An internal clock within the brain controls your body’s alternation sleep-wake cycle. Most bodily functions are synchronised around this 24 hour physiological clock in your brain. This makes some people say “I’m a night person” or “I’m way more active in the mornings”. Getting a good sleep routine means working with your body clock, not against it. Suggestions include:

  • Set a routine, get up at the same time everyday. This strict routine will help to set your body clock and soon you’ll find yourself sleepy at about the same time every night
  • Do not ignore tiredness. When you are tired, go to bed
  • If you do not feel sleepy do not just lie awake in bed. This will only lead to reinforcement of the bad habit of lying awake in bed.
  • Get up early and expose yourself top early morning sunshine as it has been known to aid in setting your body clock.
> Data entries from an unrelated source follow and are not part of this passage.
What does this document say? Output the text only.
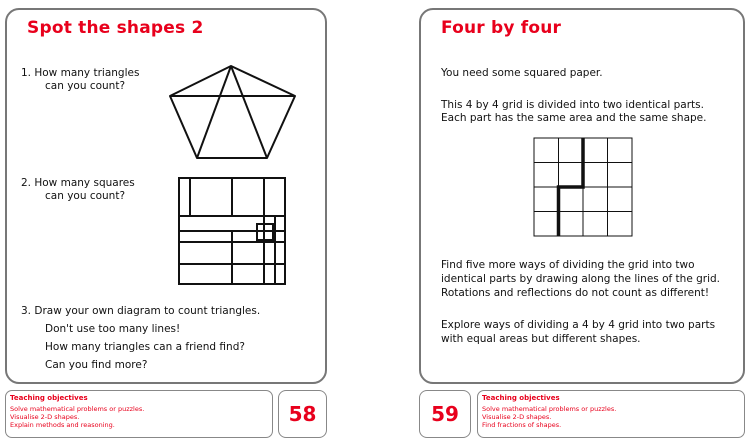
Spot the shapes 2
1. How many triangles
can you count?
2. How many squares
can you count?
3. Draw your own diagram to count triangles.
Don't use too many lines!
How many triangles can a friend find?
Can you find more?
Four by four
You need some squared paper.
This 4 by 4 grid is divided into two identical parts.
Each part has the same area and the same shape.
Find five more ways of dividing the grid into two
identical parts by drawing along the lines of the grid.
Rotations and reflections do not count as different!
Explore ways of dividing a 4 by 4 grid into two parts
with equal areas but different shapes.
Teaching objectives
Solve mathematical problems or puzzles.
Visualise 2-D shapes.
Explain methods and reasoning.	58	59
Teaching objectives
Solve mathematical problems or puzzles.
Visualise 2-D shapes.
Find fractions of shapes.
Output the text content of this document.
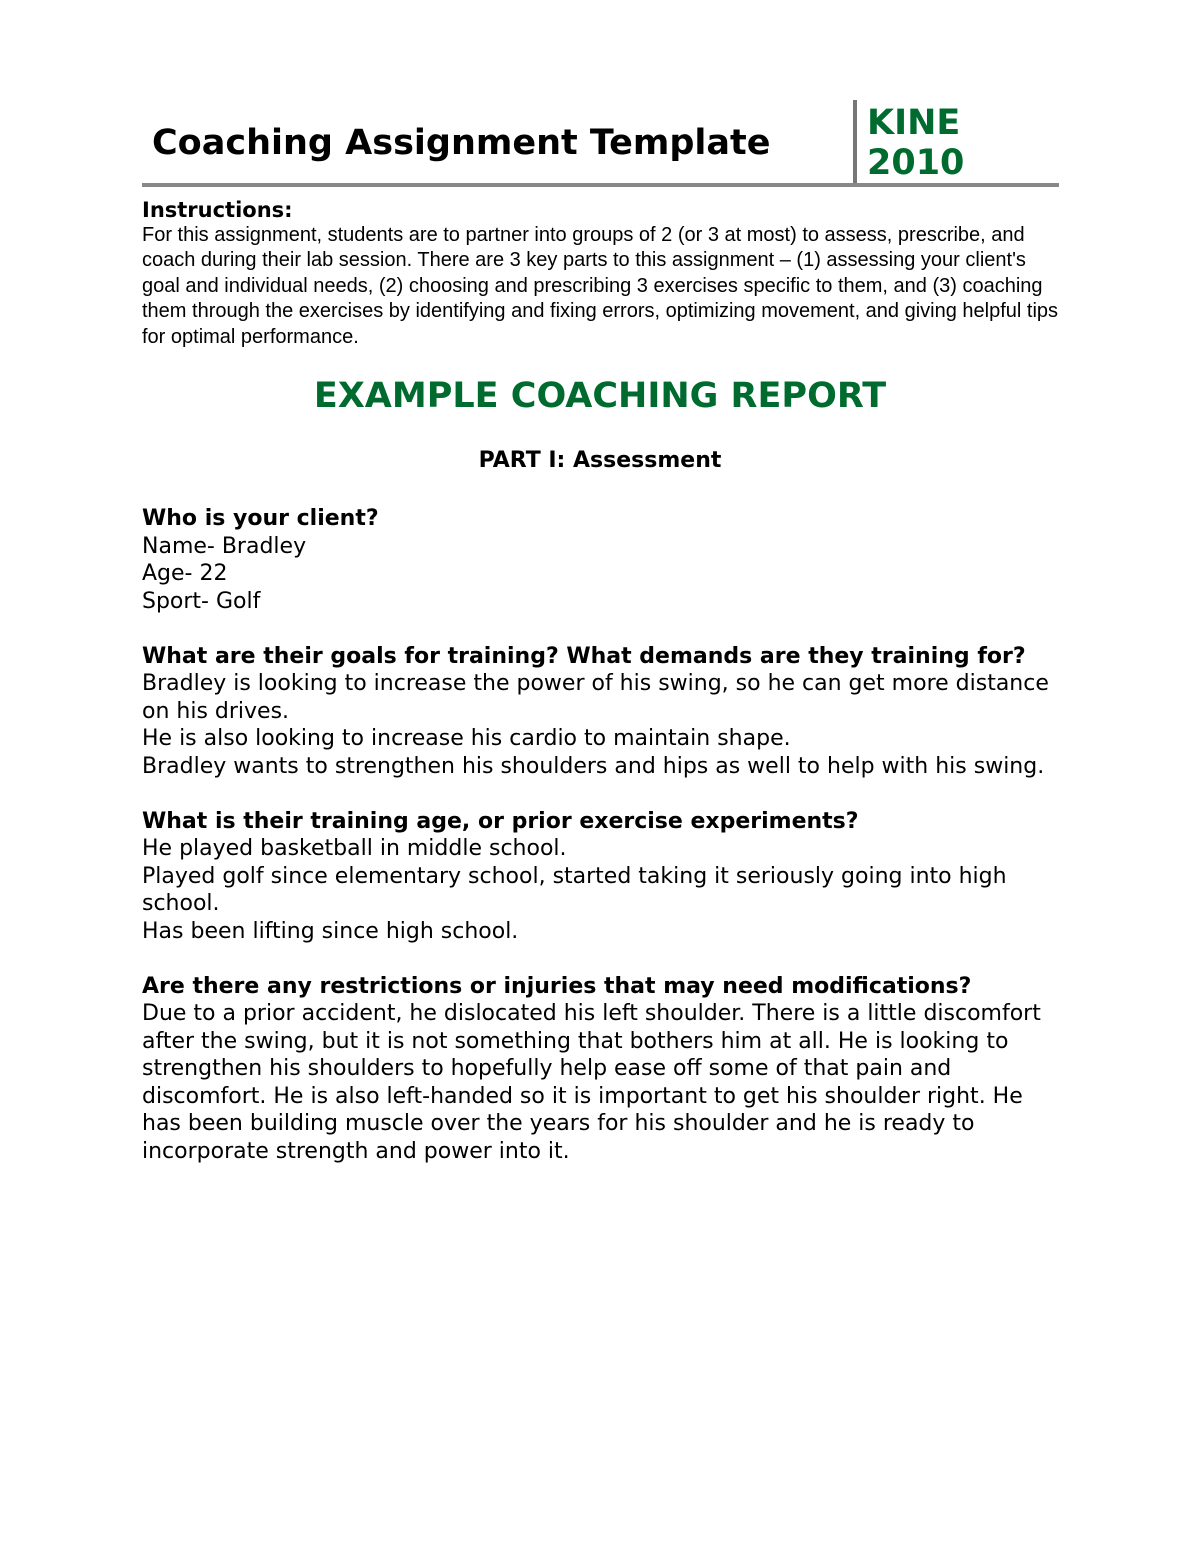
Coaching Assignment Template	KINE
2010
Instructions:
For this assignment, students are to partner into groups of 2 (or 3 at most) to assess, prescribe, and coach during their lab session. There are 3 key parts to this assignment – (1) assessing your client's goal and individual needs, (2) choosing and prescribing 3 exercises specific to them, and (3) coaching them through the exercises by identifying and fixing errors, optimizing movement, and giving helpful tips for optimal performance.
EXAMPLE COACHING REPORT
PART I: Assessment
Who is your client?
Name- Bradley
Age- 22
Sport- Golf
What are their goals for training? What demands are they training for?
Bradley is looking to increase the power of his swing, so he can get more distance on his drives.
He is also looking to increase his cardio to maintain shape.
Bradley wants to strengthen his shoulders and hips as well to help with his swing.
What is their training age, or prior exercise experiments?
He played basketball in middle school.
Played golf since elementary school, started taking it seriously going into high school.
Has been lifting since high school.
Are there any restrictions or injuries that may need modifications?
Due to a prior accident, he dislocated his left shoulder. There is a little discomfort after the swing, but it is not something that bothers him at all. He is looking to strengthen his shoulders to hopefully help ease off some of that pain and discomfort. He is also left-handed so it is important to get his shoulder right. He has been building muscle over the years for his shoulder and he is ready to incorporate strength and power into it.
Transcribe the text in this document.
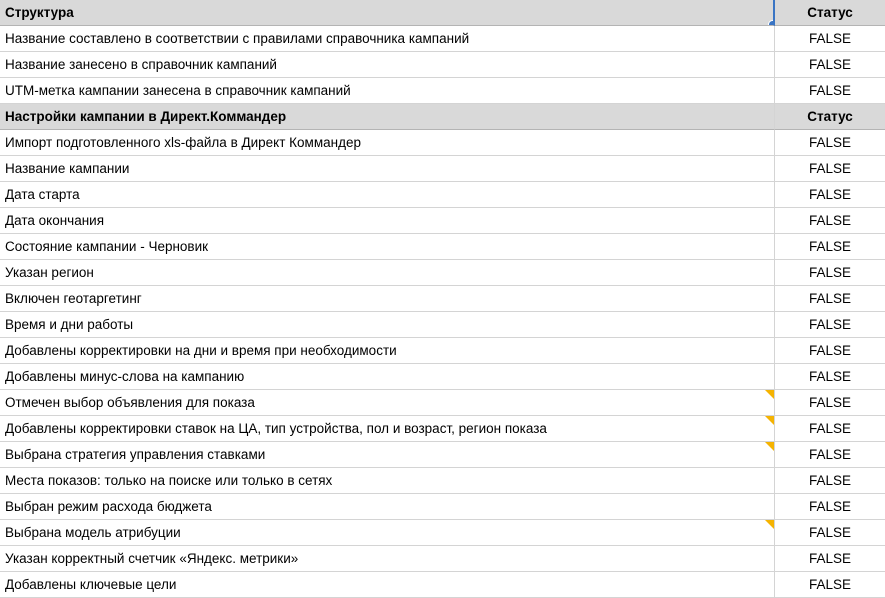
Структура	Статус
Название составлено в соответствии с правилами справочника кампаний	FALSE
Название занесено в справочник кампаний	FALSE
UTM-метка кампании занесена в справочник кампаний	FALSE
Настройки кампании в Директ.Коммандер	Статус
Импорт подготовленного xls-файла в Директ Коммандер	FALSE
Название кампании	FALSE
Дата старта	FALSE
Дата окончания	FALSE
Состояние кампании - Черновик	FALSE
Указан регион	FALSE
Включен геотаргетинг	FALSE
Время и дни работы	FALSE
Добавлены корректировки на дни и время при необходимости	FALSE
Добавлены минус-слова на кампанию	FALSE
Отмечен выбор объявления для показа	FALSE
Добавлены корректировки ставок на ЦА, тип устройства, пол и возраст, регион показа	FALSE
Выбрана стратегия управления ставками	FALSE
Места показов: только на поиске или только в сетях	FALSE
Выбран режим расхода бюджета	FALSE
Выбрана модель атрибуции	FALSE
Указан корректный счетчик «Яндекс. метрики»	FALSE
Добавлены ключевые цели	FALSE
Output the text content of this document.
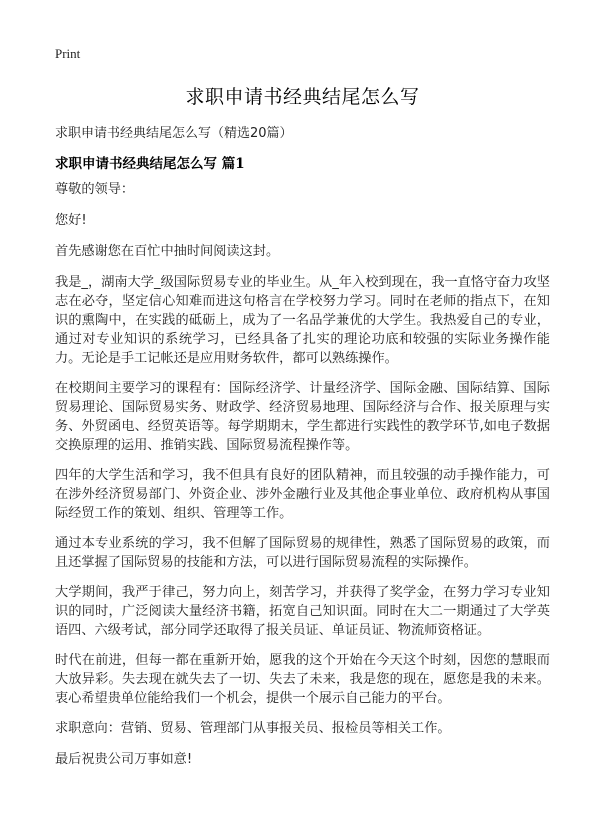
Print
求职申请书经典结尾怎么写
求职申请书经典结尾怎么写（精选20篇）
求职申请书经典结尾怎么写 篇1

尊敬的领导：

您好!

首先感谢您在百忙中抽时间阅读这封。

我是_，湖南大学_级国际贸易专业的毕业生。从_年入校到现在，我一直恪守奋力攻坚志在必夺，坚定信心知难而进这句格言在学校努力学习。同时在老师的指点下，在知识的熏陶中，在实践的砥砺上，成为了一名品学兼优的大学生。我热爱自己的专业，通过对专业知识的系统学习，已经具备了扎实的理论功底和较强的实际业务操作能力。无论是手工记帐还是应用财务软件，都可以熟练操作。

在校期间主要学习的课程有：国际经济学、计量经济学、国际金融、国际结算、国际贸易理论、国际贸易实务、财政学、经济贸易地理、国际经济与合作、报关原理与实务、外贸函电、经贸英语等。每学期期末，学生都进行实践性的教学环节,如电子数据交换原理的运用、推销实践、国际贸易流程操作等。

四年的大学生活和学习，我不但具有良好的团队精神，而且较强的动手操作能力，可在涉外经济贸易部门、外资企业、涉外金融行业及其他企事业单位、政府机构从事国际经贸工作的策划、组织、管理等工作。

通过本专业系统的学习，我不但解了国际贸易的规律性，熟悉了国际贸易的政策，而且还掌握了国际贸易的技能和方法，可以进行国际贸易流程的实际操作。

大学期间，我严于律己，努力向上，刻苦学习，并获得了奖学金，在努力学习专业知识的同时，广泛阅读大量经济书籍，拓宽自己知识面。同时在大二一期通过了大学英语四、六级考试，部分同学还取得了报关员证、单证员证、物流师资格证。

时代在前进，但每一都在重新开始，愿我的这个开始在今天这个时刻，因您的慧眼而大放异彩。失去现在就失去了一切、失去了未来，我是您的现在，愿您是我的未来。衷心希望贵单位能给我们一个机会，提供一个展示自己能力的平台。

求职意向：营销、贸易、管理部门从事报关员、报检员等相关工作。

最后祝贵公司万事如意!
Improve your sleeping environment:

Good sleep is more likely, if your bedroom seems restful and comfortable. Suggestions include:

  • Sleep on a mattress that is neither too hard nor  too soft
  • The room must be at the right temperature for you neither too cold nor too warm
  • Ensure that your room is dark enough
  • If you are disturbed by noise such as street dogs or loud neighbours, it’s helpful to invest in a pair of earplugs
  • Use your sleeping space only to sleep. If you use it as an all purpose room; watching TV, chatting with family and friends or even eating there, your body will associate the sleeping space with activity

Avoid Drugs

Some people get frustrated enough to take medications or ‘social drugs’ to aid with sleep. Common drugs are:

  • Cigarettes- Many smokers claim that cigarettes can help them relax and lull them to sleep, however cigarettes contain nicotine which is a known stimulant. Therefore rather than feeling sleepy, your heart rate and blood pressure will increase and you will lay awake for longer.
  • Alcohol: Alcohol is a depressant but that doesn’t help you on the long run. On the short run however, it slows down your nervous system and you may doze off to sleep but on the long run it will interfere with the rhythm of your sleep pattern and you will wake up in the mornings feeling tired.  There are also other disadvantages which are waking up frequently to use the toilet and hangovers.
  • Sleeping pills: Do not use these unless prescribed by a doctor for you. They can cause daytime sleepiness and addiction. Also, it does not address the cause of the sleeping problem.

Relax your mind
Insomnia is often caused by worrying. Suggestions include:

  • If you are constantly worrying while in bed, try assigning yourself worry time well before your sleep time. Once you get into bed remind yourself that you’ve already finished your worrying for the day.
  • Relaxation exercises can help. Try consciously relaxing every part of the body starting from your toes and working up to your scalp. You could also try thinking of restful scenes, concentrating on your rhythmic breathing or focus on a mantra (repeat a verse or a word constantly)
  • You could also try playing soothing music while you sleep.

General suggestions

Other lifestyle adjustments that may help improve your sleep:

  • Do not take afternoon naps or keep them very short to about 20 minutes.
  • Exercise everyday it will make you physically tired, but do not exercise close to bedtime as your body needs time to wind down before sleep
  • Do not engage in mentally stimulating activities close to bedtime.
  • Avoid caffeinated drinks close to bedtime. Warm milk can help you sleep better as it has a sleep enhancing amino acid in it.
  • Have a warm bath before bedtime
  • Turn the bedside alarm clock to the wall, watching the  minutes tick by can make you restless
  • If you do not fall asleep within a reasonable amount of time do not lie awake in bed, go read a book or listen to soothing music and then try getting back to bed.
  • If all of the above tips do not help, seek medical advice.